- Education: University of Bristol (BSc) University of Durham (MSc) University of Cambridge (PhD)
- Awards: Murchison Medal (2025)
- Scientific career
- Fields: Marine geophysics
- Workplaces: Imperial College, London
- Doctoral advisor: Bob White

= Jenny Collier =

British marine geophysicist

Jenny Collier is a marine geophysicist, and professor at Imperial College, London. She is best known for her work imaging magma chambers beneath the sea floor, and for the discovery of the great flood about 450,000 years ago that carved out the English Channel. She was awarded the Murchison Medal of the Geological Society of London in 2025.
==Education and career==
Collier studied physics at the University of Bristol, before completing a Masters project at the University of Durham with geophysicist Martin Bott. Collier then went to University of Cambridge, where she studied for a PhD in marine geophysics with Bob White. Collier subsequently worked at the University of Oxford as a post-doctoral researcher, with Tony Watts.
Later, Collier was appointed lecturer at Imperial College, London. She became a professor in 2018.

==Research==
Collier's early work in marine geophysics used seismic imaging to detect the presence of pools of magma beneath oceanic spreading centres. Later, with geologist Sanjeev Gupta she mapped the shape of the floor of the English Channel. This provided evidence for the catastrophic flooding which first carved the Channel, about 450,000 years ago.

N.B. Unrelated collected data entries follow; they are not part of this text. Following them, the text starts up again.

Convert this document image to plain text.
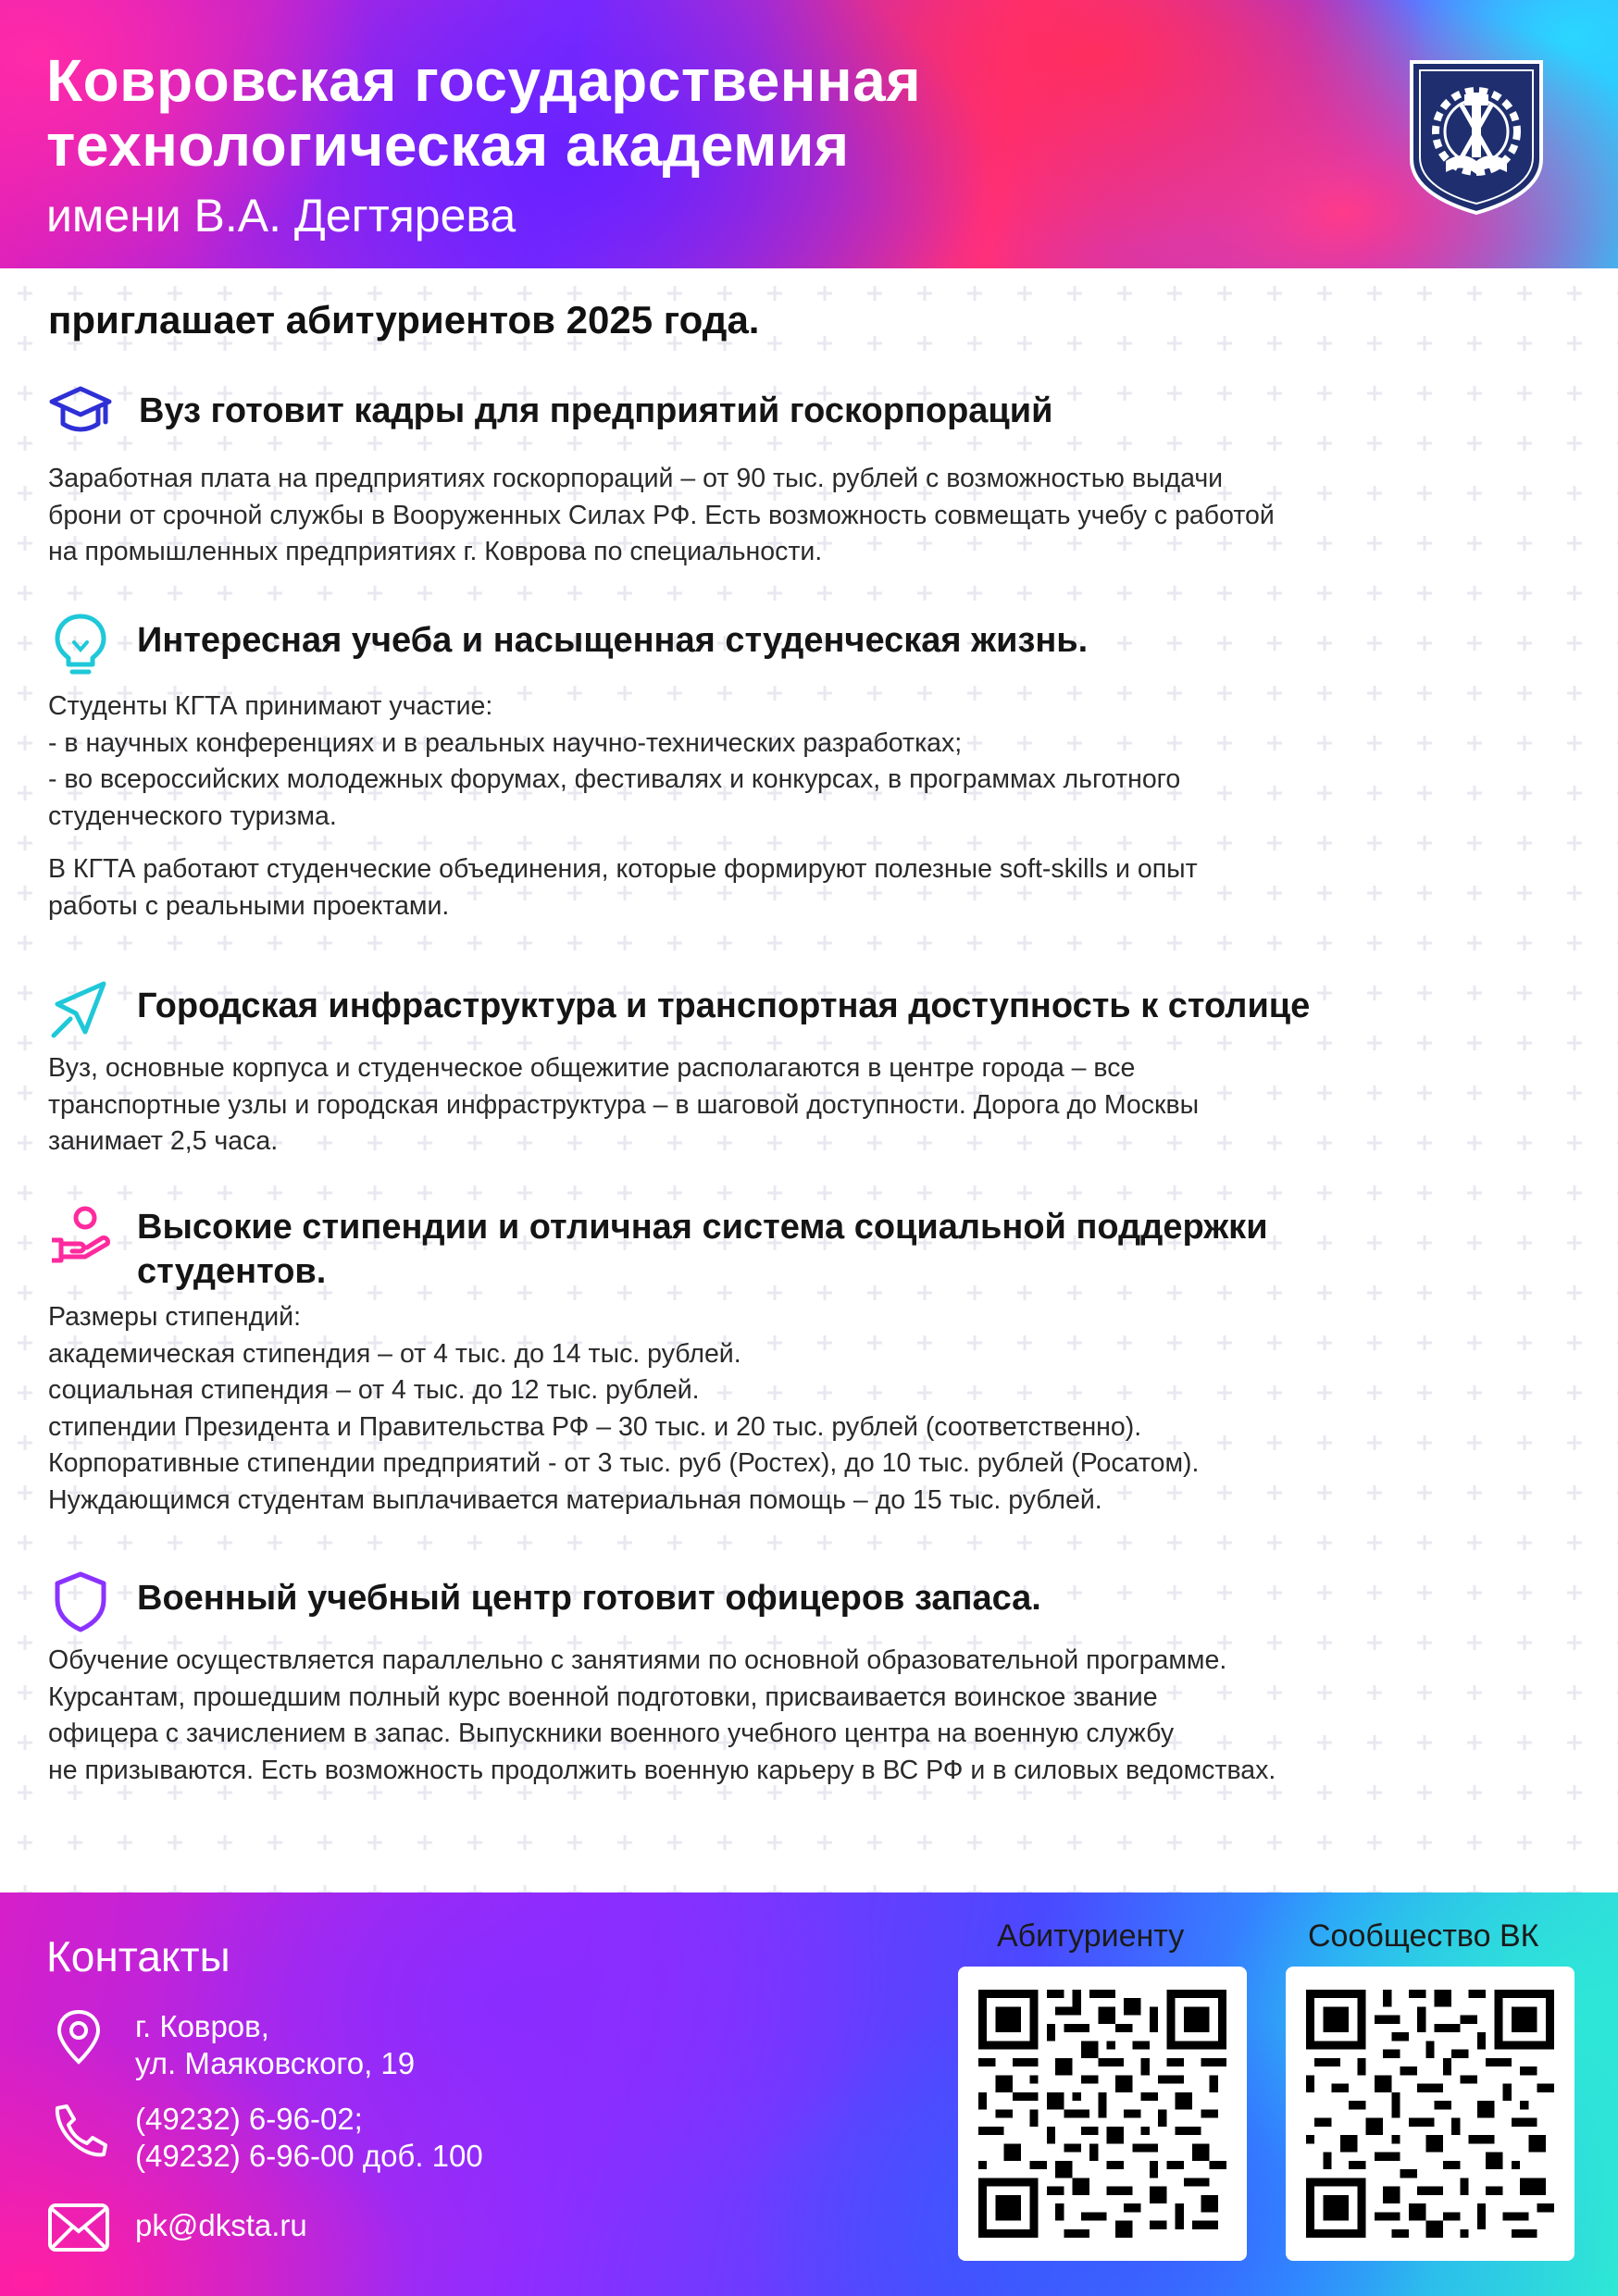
Ковровская государственная
технологическая академия
имени В.А. Дегтярева
приглашает абитуриентов 2025 года.
Вуз готовит кадры для предприятий госкорпораций
Заработная плата на предприятиях госкорпораций – от 90 тыс. рублей с возможностью выдачи
брони от срочной службы в Вооруженных Силах РФ. Есть возможность совмещать учебу с работой
на промышленных предприятиях г. Коврова по специальности.
Интересная учеба и насыщенная студенческая жизнь.
Студенты КГТА принимают участие:
- в научных конференциях и в реальных научно-технических разработках;
- во всероссийских молодежных форумах, фестивалях и конкурсах, в программах льготного
студенческого туризма.
В КГТА работают студенческие объединения, которые формируют полезные soft-skills и опыт
работы с реальными проектами.
Городская инфраструктура и транспортная доступность к столице
Вуз, основные корпуса и студенческое общежитие располагаются в центре города – все
транспортные узлы и городская инфраструктура – в шаговой доступности. Дорога до Москвы
занимает 2,5 часа.
Высокие стипендии и отличная система социальной поддержки
студентов.
Размеры стипендий:
академическая стипендия – от 4 тыс. до 14 тыс. рублей.
социальная стипендия – от 4 тыс. до 12 тыс. рублей.
стипендии Президента и Правительства РФ – 30 тыс. и 20 тыс. рублей (соответственно).
Корпоративные стипендии предприятий - от 3 тыс. руб (Ростех), до 10 тыс. рублей (Росатом).
Нуждающимся студентам выплачивается материальная помощь – до 15 тыс. рублей.
Военный учебный центр готовит офицеров запаса.
Обучение осуществляется параллельно с занятиями по основной образовательной программе.
Курсантам, прошедшим полный курс военной подготовки, присваивается воинское звание
офицера с зачислением в запас. Выпускники военного учебного центра на военную службу
не призываются. Есть возможность продолжить военную карьеру в ВС РФ и в силовых ведомствах.
Контакты
г. Ковров,
ул. Маяковского, 19
(49232) 6-96-02;
(49232) 6-96-00 доб. 100
pk@dksta.ru
Абитуриенту	Сообщество ВК
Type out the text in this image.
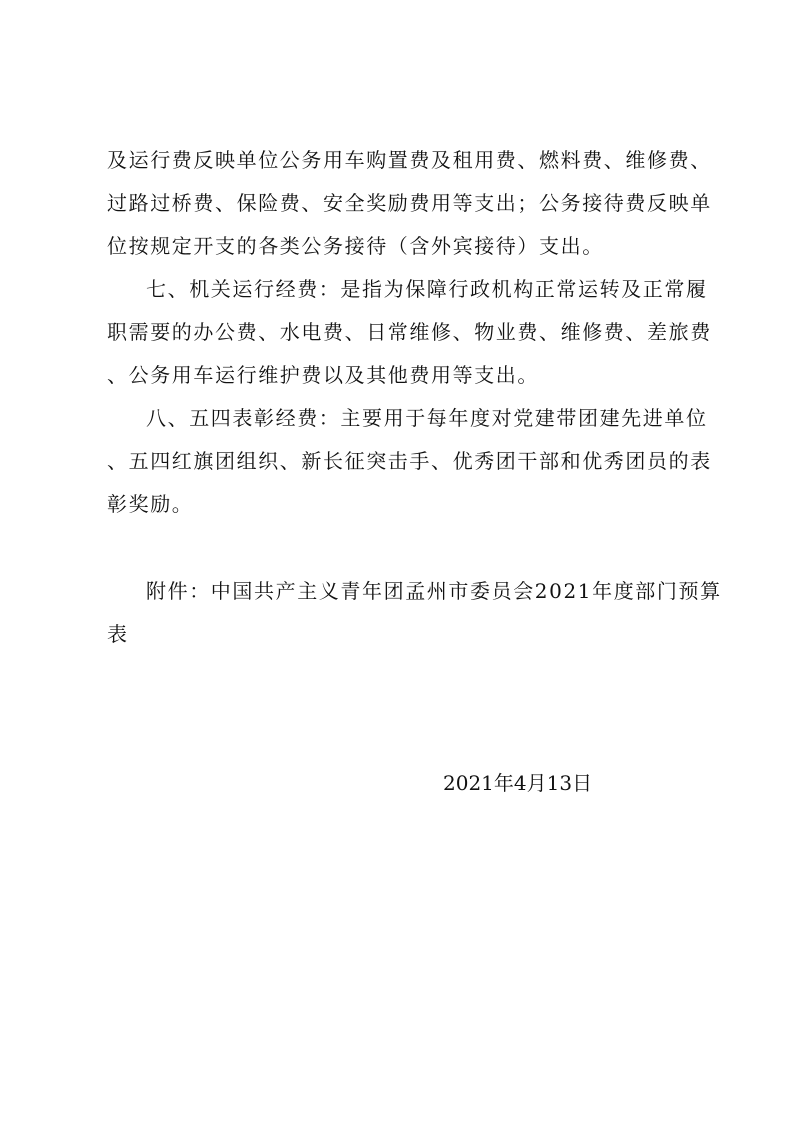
及运行费反映单位公务用车购置费及租用费、燃料费、维修费、
过路过桥费、保险费、安全奖励费用等支出；公务接待费反映单
位按规定开支的各类公务接待（含外宾接待）支出。
七、机关运行经费：是指为保障行政机构正常运转及正常履
职需要的办公费、水电费、日常维修、物业费、维修费、差旅费
、公务用车运行维护费以及其他费用等支出。
八、五四表彰经费：主要用于每年度对党建带团建先进单位
、五四红旗团组织、新长征突击手、优秀团干部和优秀团员的表
彰奖励。
附件：中国共产主义青年团孟州市委员会2021年度部门预算
表
2021年4月13日
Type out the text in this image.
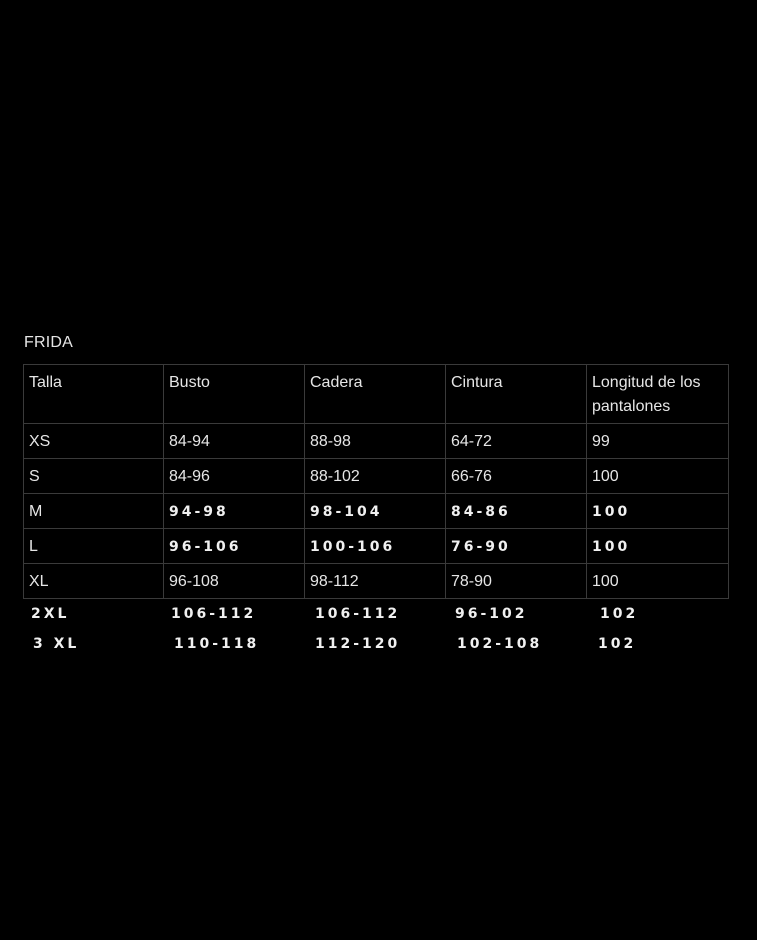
FRIDA
Talla	Busto	Cadera	Cintura	Longitud de los pantalones
XS	84-94	88-98	64-72	99
S	84-96	88-102	66-76	100
M	94-98	98-104	84-86	100
L	96-106	100-106	76-90	100
XL	96-108	98-112	78-90	100
2XL	106-112	106-112	96-102	102
3 XL	110-118	112-120	102-108	102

In 2017, Collier led a major project with the research vessel RRS James Cook to investigate the processes of subduction beneath the Lesser Antilles Volcanic Arc in the Caribbean. During the research cruise, they were able to observe the ongoing activity of the submarine volcano, Kick 'em Jenny, offshore from island of Grenada.

==Recognition==

In 2015, Collier was elected president of the British Geophysical Association. In an interview at that time, Collier said that her biggest mistake was ‘Dropping O-level chemistry in favour of cookery. My pastry skills are quite good, but it has proven hard to incorporate these into my professional life’.

In 2025, Collier was awarded the Murchison Medal of the Geological Society of London for her "groundbreaking work on .. the structure of the oceanic lithosphere and the .. evolution of continental shelves".